XXII Edición
Curso 2025 - 2026
Ecos de infancia y
segundos que se van
Natalia Chávarri, 15 años
Colegio Ayalde (Vizcaya)
De pequeña lo que más me entretenía era correr por el jardín, jugar con mis muñecas y hacer construcciones con las fichas de Lego. Es decir, era capaz de distraerme con cualquier cosa: con unas piezas de madera y con los almohadones del sofá. Construía refugios para protegerme en las guerras de almohadas contra mi hermano. Para ser feliz me bastaban la imaginación y unos cuantos cojines.
He crecido, y la ilusión y el ingenio ya no son suficientes. Ya no puedo pasar las tardes enredada en mis muñecas, con aquellas piezas de madera o guerreando con mi hermano. Necesito otros estímulos, porque no soy capaz de crearlos por mí misma. Ya no. Por ese motivo uso el teléfono, que me entretiene durante muchas más horas que cuando jugaba con aquellos almohadones. Ahora me dedico a deslizar el dedo sobre una pantalla, para conocer la vida de otra gente mientras la mía me pasa inadvertida.
En ocasiones soy consciente de lo que me estoy perdiendo, de lo que no gano. Las imágenes se siguen sucediendo mientras se acumulan minutos desperdiciados que jamás podré recuperar. Otras muchas no me doy cuenta. Y cuando me pongo en pie y apago el teléfono, sigo con mi día, con lo poco que me queda de él.
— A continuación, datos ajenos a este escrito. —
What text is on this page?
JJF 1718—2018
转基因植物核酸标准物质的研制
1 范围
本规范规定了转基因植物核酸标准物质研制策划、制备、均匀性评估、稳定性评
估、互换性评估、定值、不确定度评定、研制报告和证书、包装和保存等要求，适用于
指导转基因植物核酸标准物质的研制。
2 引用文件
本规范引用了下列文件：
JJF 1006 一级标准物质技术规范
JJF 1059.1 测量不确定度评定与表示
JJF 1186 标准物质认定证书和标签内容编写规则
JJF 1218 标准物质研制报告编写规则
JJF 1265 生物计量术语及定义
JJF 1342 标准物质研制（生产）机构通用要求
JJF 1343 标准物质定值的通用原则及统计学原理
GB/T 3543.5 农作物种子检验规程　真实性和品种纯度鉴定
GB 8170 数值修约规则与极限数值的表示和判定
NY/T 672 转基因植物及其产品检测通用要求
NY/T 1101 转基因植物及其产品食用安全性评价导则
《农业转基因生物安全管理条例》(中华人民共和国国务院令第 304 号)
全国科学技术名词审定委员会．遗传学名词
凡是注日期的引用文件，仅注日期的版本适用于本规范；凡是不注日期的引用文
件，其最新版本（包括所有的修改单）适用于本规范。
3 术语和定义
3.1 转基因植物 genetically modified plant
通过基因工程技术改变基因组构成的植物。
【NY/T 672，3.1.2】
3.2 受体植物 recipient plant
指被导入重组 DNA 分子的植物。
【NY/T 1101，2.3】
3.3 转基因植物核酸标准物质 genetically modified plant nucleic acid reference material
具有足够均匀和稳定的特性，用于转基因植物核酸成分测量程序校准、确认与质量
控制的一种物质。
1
Ocasionalmente, me vence la sensación de que el tiempo se escapa entre mis dedos, de que lo estoy malgastando. Sé que no debería interesarme por el día a día de tantos desconocidos, en vez de centrarme en lo mío. Soy consciente de que debería vivir con intensidad, no como un ser durmiente que vaga por internet.
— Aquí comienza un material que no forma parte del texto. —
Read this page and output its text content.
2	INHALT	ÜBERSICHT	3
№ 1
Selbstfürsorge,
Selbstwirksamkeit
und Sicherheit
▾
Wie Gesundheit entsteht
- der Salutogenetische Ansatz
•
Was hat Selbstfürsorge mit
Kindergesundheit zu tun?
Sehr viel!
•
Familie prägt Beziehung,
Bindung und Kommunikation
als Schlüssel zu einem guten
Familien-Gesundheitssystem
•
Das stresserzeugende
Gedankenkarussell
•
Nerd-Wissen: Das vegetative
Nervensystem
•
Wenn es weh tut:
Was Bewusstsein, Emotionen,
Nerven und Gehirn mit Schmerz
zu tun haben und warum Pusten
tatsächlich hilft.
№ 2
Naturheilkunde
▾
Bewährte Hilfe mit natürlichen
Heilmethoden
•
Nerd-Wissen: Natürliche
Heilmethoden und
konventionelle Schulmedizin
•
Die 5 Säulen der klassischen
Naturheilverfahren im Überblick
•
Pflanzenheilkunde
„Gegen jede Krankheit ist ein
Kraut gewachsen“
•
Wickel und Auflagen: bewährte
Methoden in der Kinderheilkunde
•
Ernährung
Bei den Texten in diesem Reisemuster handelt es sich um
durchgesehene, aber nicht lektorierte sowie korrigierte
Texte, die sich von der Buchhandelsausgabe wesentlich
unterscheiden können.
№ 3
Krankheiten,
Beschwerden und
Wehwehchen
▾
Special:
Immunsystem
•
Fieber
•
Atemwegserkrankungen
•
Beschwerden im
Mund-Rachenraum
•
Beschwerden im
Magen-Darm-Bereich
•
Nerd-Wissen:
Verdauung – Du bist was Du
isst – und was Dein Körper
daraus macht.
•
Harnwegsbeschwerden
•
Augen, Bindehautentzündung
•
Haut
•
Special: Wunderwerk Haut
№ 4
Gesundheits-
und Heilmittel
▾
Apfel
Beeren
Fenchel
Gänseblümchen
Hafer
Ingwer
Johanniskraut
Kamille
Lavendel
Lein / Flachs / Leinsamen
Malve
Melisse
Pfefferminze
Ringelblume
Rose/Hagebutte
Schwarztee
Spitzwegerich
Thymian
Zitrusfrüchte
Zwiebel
A pesar de que sé lo que es correcto, la adicción es más fuerte que el autocontrol. Por eso añoro esas tardes de batallas sin fin, las noches de lectura junto a mis muñecos, los buenos momentos que pasaba con mi hermano, que sufre algo parecido en la habitación de al lado, pero con la misma luz azul reflejada en su cara.
Me pregunto cuántos adolescentes están como nosotros, reviviendo las memorias de su infancia. Cuántos viven atrapados en este bucle sin control. Cuántos que, a pesar de estar al tanto de lo perjudicial que son las redes, siguen deslizando el dedo, incapaces de escapar de su influjo.